Too often they're used as easy way out of a mistake
The Labour Party's leader need make no apologies for taking a holiday with his family last week. The Prime Minister was doing the same. Leadership is hard work and political leadership is particularly demanding on family time. The leaders are about to go into an election campaign where their personal performances are likely to be crucial to the result. Both were sensible to take some time off while Parliament was in recess for the school holidays.
The anonymous Labour Party member who complained about Mr Cunliffe's break to a Sunday newspaper was looking for excuses for the party's latest fall in the polls. The leader takes most of the blame but not because he went skiing at Queenstown. His apology to a domestic violence seminar, "for being a man", was probably enough to send the party's support into a tailspin.
Back at Parliament this week, Mr Cunliffe said he might not have taken a holiday if he had realised how bad the polls would be, and he regretted the way his apology for male violence had "bounced".
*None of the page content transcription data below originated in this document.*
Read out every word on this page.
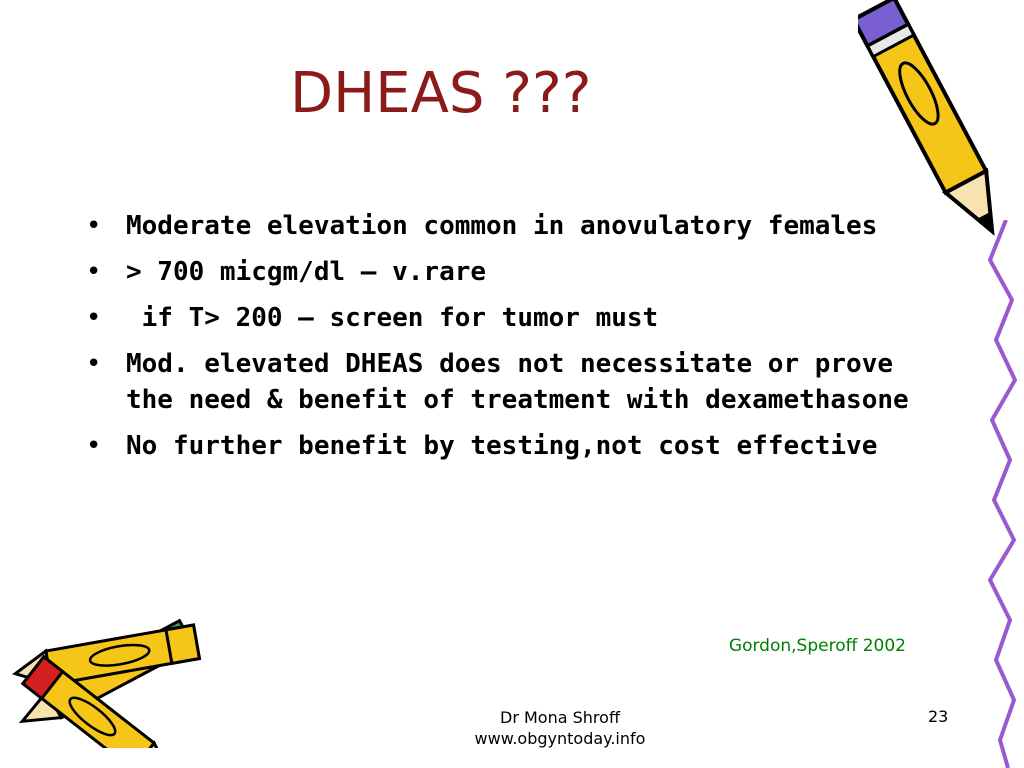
DHEAS ???
• Moderate elevation common in anovulatory females
• > 700 micgm/dl – v.rare
• if T> 200 – screen for tumor must
• Mod. elevated DHEAS does not necessitate or prove the need & benefit of treatment with dexamethasone
• No further benefit by testing,not cost effective
Gordon,Speroff 2002
Dr Mona Shroff
www.obgyntoday.info
23
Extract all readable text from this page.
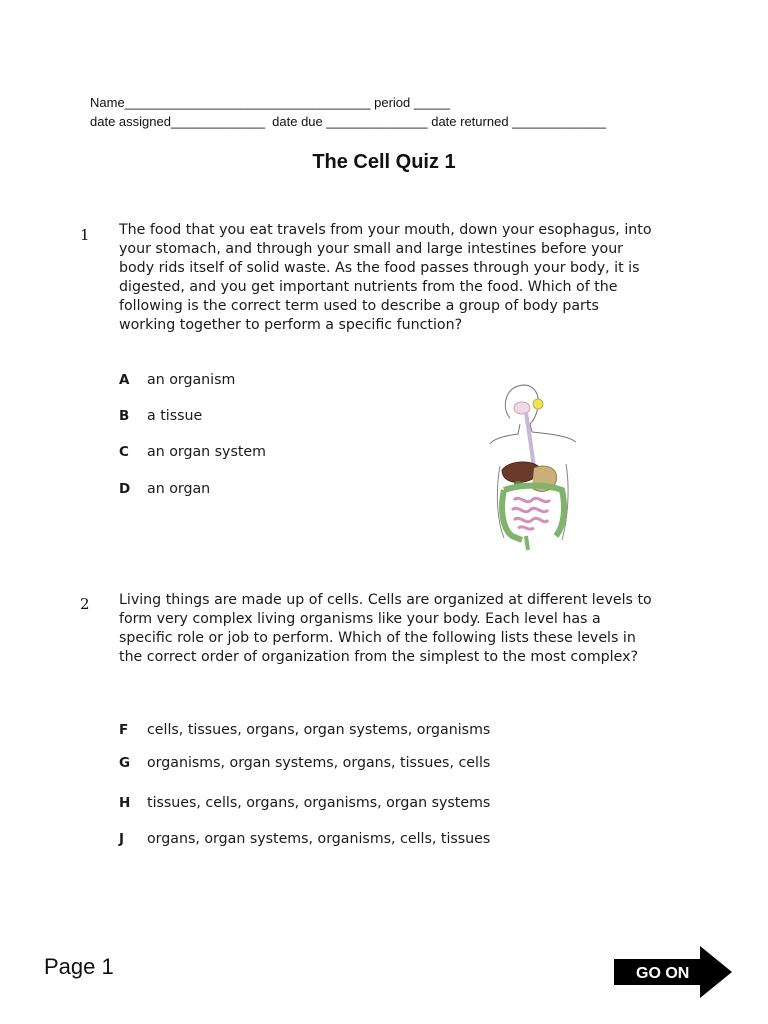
Name__________________________________ period _____
date assigned_____________  date due ______________ date returned _____________
The Cell Quiz 1
1 The food that you eat travels from your mouth, down your esophagus, into
your stomach, and through your small and large intestines before your
body rids itself of solid waste. As the food passes through your body, it is
digested, and you get important nutrients from the food. Which of the
following is the correct term used to describe a group of body parts
working together to perform a specific function?
A an organism
B a tissue
C an organ system
D an organ
2 Living things are made up of cells. Cells are organized at different levels to
form very complex living organisms like your body. Each level has a
specific role or job to perform. Which of the following lists these levels in
the correct order of organization from the simplest to the most complex?
F cells, tissues, organs, organ systems, organisms
G organisms, organ systems, organs, tissues, cells
H tissues, cells, organs, organisms, organ systems
J organs, organ systems, organisms, cells, tissues
Page 1	GO ON
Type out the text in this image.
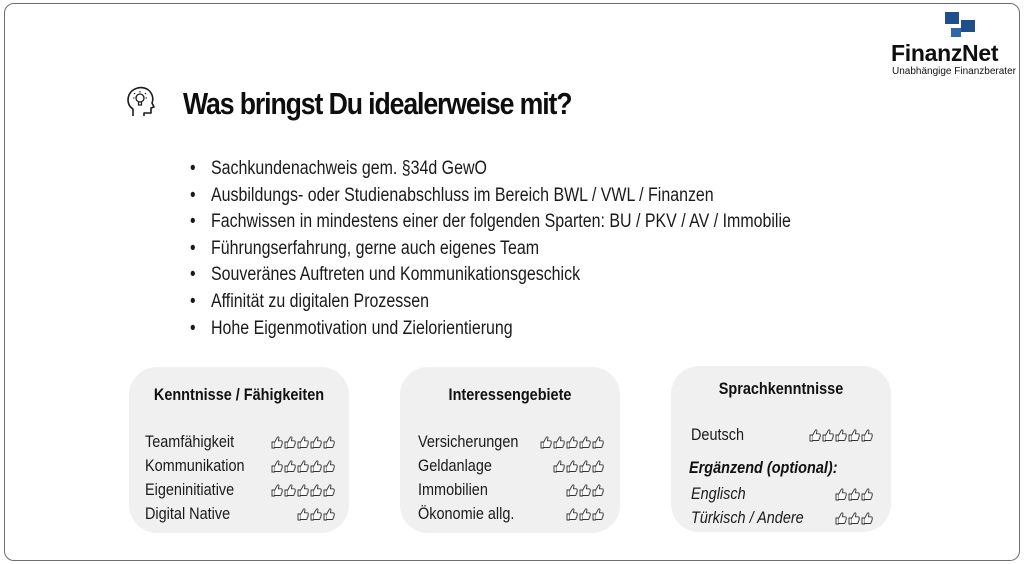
FinanzNet
Unabhängige Finanzberater
Was bringst Du idealerweise mit?
• Sachkundenachweis gem. §34d GewO
• Ausbildungs- oder Studienabschluss im Bereich BWL / VWL / Finanzen
• Fachwissen in mindestens einer der folgenden Sparten: BU / PKV / AV / Immobilie
• Führungserfahrung, gerne auch eigenes Team
• Souveränes Auftreten und Kommunikationsgeschick
• Affinität zu digitalen Prozessen
• Hohe Eigenmotivation und Zielorientierung
Kenntnisse / Fähigkeiten
Teamfähigkeit
Kommunikation
Eigeninitiative
Digital Native
Interessengebiete
Versicherungen
Geldanlage
Immobilien
Ökonomie allg.
Sprachkenntnisse
Deutsch
Ergänzend (optional):
Englisch
Türkisch / Andere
Amid all this chest-beating, the Prime Minister declined to offer an apology to Tania Billingsley whose alleged sexual abuser was allowed to leave New Zealand under diplomatic immunity. Clearly an apology from him would be decent. Ms Billingsley has since made her name public and expressed forceful views on the issue, but she was wronged by officials for whom the Government is answerable. John Key prefers to await an investigation of the officials' handling of the case but that will not change what happened to the criminal complaint.